Ethical Considerations in Research Using the Drug of Addiction as Treatment: What Can Researchers Learn from Heroin Prescription Studies?


Sylvia Baedorf Kassis, MPH


Clinical Research Manager, Center for Human Genetic Research and Division of Neurocritical Care and Emergency Neurology, Massachusetts General Hospital, Boston, MA, USA


Alcohol and other drug (AOD) research is rife with ethical quandaries and controversy. Particularly polarizing have been studies investigating the use of the addictive agent as a treatment, such as recent research involving heroin (diacetylmorphine) maintenance therapy. Although not permitted in the US, pharmaceutical diacetylmorphine prescription is being studied in other countries, and many of the ethical considerations of those studies are relevant to any research covering sensitive topics and/or enrolling vulnerable populations. This article provides an overview of the ethical issues surrounding diacetylmorphine prescription research and methods to address those concerns that may be applicable to other AOD research.

Background

Research testing the agent of addiction as a potential treatment is not novel. Alcohol has been administered to subjects with alcohol dependence to treat withdrawal,1 and nicotine has been used as a therapeutic agent to decrease smoking.2 These studies have not generated enough controversy in the US to halt the research, however; alcohol and nicotine are legal drugs in the US, and, in general, accepted by society. Opioid agonist treatment is a related example. Although not exactly the agent of addiction, opioid agonists (methadone and buprenorphine) are among the most efficacious treatments for opioid (i.e., heroin and/or prescription-opioid) dependence. These agonists are also legal medications, which facilitates their study, although many people remain “against” these treatments.

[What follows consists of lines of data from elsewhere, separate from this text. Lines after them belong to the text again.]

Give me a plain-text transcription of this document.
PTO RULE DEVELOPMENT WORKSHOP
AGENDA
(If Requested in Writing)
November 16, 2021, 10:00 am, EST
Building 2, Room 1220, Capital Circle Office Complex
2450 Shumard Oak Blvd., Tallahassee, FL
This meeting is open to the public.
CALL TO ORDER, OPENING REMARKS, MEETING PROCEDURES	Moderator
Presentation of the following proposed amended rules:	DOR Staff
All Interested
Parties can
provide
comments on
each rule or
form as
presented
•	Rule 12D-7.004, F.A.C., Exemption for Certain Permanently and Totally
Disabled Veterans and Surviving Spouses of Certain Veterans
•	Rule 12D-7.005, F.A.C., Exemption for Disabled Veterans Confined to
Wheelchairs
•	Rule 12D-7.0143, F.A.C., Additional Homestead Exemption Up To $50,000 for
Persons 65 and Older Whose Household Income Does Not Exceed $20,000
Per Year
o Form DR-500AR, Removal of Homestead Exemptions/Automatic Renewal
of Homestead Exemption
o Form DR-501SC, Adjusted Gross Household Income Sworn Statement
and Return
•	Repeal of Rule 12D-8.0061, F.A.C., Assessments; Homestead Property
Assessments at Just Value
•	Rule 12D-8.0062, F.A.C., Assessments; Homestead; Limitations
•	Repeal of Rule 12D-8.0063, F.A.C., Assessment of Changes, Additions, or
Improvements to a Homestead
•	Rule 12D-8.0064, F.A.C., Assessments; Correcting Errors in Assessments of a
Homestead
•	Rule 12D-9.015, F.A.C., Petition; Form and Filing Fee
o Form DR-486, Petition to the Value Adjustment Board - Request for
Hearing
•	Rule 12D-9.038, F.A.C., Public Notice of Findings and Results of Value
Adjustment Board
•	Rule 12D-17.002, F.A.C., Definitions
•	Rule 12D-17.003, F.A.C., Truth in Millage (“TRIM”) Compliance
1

Heroin addiction is highly stigmatized in the US. Although heroin was developed as a cough suppressant by Bayer Pharmaceuticals in the 1890s and was prescribed as a treatment for opioid dependence in the early 1900s, its use was restricted by the Harrison Narcotic Act in 1914, and by 1919, doctors risked prosecution for prescribing it to people with addiction.3 Nonetheless, diacetylmorphine has been used as a therapeutic agent on a limited basis in Britain since the early 1960s, and the first reported controlled clinical trial of diacetylmorphine prescription was conducted there.4

Over the last 20 years, governments and public-health authorities in Switzerland,5 the Netherlands,6 Germany,7 and Canada,8 to name a few, have supported the investigation of diacetylmorphine as a treatment for heroin dependence, due largely to an alarming increase in HIV transmission among people with injectable drug use9 and a desire to reduce drug-related crime.10 In the US, however, the overall attitude toward illicit drug use, and in particular, injection drug use, has blocked the study of diacetylmorphine as a potential treatment for heroin dependence.

Diacetylmorphine prescription, in and of itself, presents several ethical challenges. Even before considering a research study, debates over allocation of resources, reduction in use or consequences versus abstinence as treatment goals, addiction as a medical or social problem, and whether diacetylmorphine prescription unintentionally promotes heroin addiction, would need to be considered. These challenges will not be discussed here; rather, the ethical issues that have been raised in existing diacetylmorphine studies will be presented.

Considerations for Ethical Research

Consent

Informed consent is considered one of the fundamental tenets of ethical research.11,12 For consent to be valid, it must be voluntary, and the potential subject must be competent. Whether individuals addicted to heroin are capable of consenting to participate in research, especially studies that provide the drug of addiction as a potential treatment, is fiercely debated. Intoxication may impair capacity. A clinical determination can be made as to whether the potential subject is intoxicated. Most people using heroin will have tolerance and also have periods between drug administration when they are not intoxicated despite recent use.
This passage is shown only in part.